The Romano-Germanic group of languages ​​has its own history. Despite the fact that in fact such a classification does not exist, and it is found only as the names of departments in institutes, there is a close relationship between these two groups. Since the 1st century BC. e. The Romans more than once tried to subjugate the Germanic tribes, but their persistent attempts were unsuccessful. But the Romans and Germans collaborated for a long time. Their economic ties can be traced even in the names of cities with a Latin base, including those located on the banks of the Danube and Rhine rivers. The conquest of Britain by the Germans in the 5th century caused many Latin words to migrate into the Germanic languages.

Latin inclusions can also be traced in Russian, mostly through Greek. Especially in Old Russian. For example, the Russian suffix -ar was taken from Latin. It denotes a person performing some constant task. For example: gate-ar, myt-ar.

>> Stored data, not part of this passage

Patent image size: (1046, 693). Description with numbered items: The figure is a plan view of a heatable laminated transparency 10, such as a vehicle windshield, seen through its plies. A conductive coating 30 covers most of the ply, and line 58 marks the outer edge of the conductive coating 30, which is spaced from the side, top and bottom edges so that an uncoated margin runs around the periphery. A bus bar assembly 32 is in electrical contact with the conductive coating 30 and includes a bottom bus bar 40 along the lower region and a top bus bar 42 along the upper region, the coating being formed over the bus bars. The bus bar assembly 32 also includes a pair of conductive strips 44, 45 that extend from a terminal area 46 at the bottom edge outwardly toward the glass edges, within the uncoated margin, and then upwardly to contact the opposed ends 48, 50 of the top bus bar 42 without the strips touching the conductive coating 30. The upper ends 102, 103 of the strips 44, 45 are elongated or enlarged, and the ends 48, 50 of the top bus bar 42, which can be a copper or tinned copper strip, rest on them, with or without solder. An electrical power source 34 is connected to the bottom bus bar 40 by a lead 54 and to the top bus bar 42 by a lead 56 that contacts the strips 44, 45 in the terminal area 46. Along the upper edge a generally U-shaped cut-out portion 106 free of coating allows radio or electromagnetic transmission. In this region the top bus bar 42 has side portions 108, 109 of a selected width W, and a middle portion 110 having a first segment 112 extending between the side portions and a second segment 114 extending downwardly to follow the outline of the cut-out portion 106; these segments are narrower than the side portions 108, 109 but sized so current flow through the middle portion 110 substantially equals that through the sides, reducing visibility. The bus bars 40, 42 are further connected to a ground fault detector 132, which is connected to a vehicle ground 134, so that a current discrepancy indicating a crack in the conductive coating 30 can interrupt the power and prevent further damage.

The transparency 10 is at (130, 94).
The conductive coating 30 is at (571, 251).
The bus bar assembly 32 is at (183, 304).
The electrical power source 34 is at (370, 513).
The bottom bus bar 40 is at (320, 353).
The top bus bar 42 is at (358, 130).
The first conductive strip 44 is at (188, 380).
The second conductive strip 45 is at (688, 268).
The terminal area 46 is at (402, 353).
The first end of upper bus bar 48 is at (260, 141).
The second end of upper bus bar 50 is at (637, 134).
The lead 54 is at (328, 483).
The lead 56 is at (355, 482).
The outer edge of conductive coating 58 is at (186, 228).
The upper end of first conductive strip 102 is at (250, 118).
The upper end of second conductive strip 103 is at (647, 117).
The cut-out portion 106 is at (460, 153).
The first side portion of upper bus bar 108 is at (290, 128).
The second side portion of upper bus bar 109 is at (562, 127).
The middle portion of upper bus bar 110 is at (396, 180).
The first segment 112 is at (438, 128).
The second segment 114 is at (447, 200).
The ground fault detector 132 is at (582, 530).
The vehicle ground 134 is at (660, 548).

There is also a hypothesis that the Germanic languages ​​are a mixture of Turkic and Slavic. This hypothesis, if we consider it in more detail, really has a right to exist. Thanks to a careful analysis of Russian and German words, the parallel between them is easily traced.

Conclusion

Today, researchers continue to study and interpret ancient languages. Most likely, all our languages ​​originated from one ancestor, and then began to change due to differences in geographical location and cultural characteristics. This is explained by the fact that in almost all modern languages, even at first glance completely different, one can find similarities in words and signs. But scientists are still pondering the question of whether Neanderthals spoke. If they were capable of this degree of communication, it is likely that their language was different from those that arose later.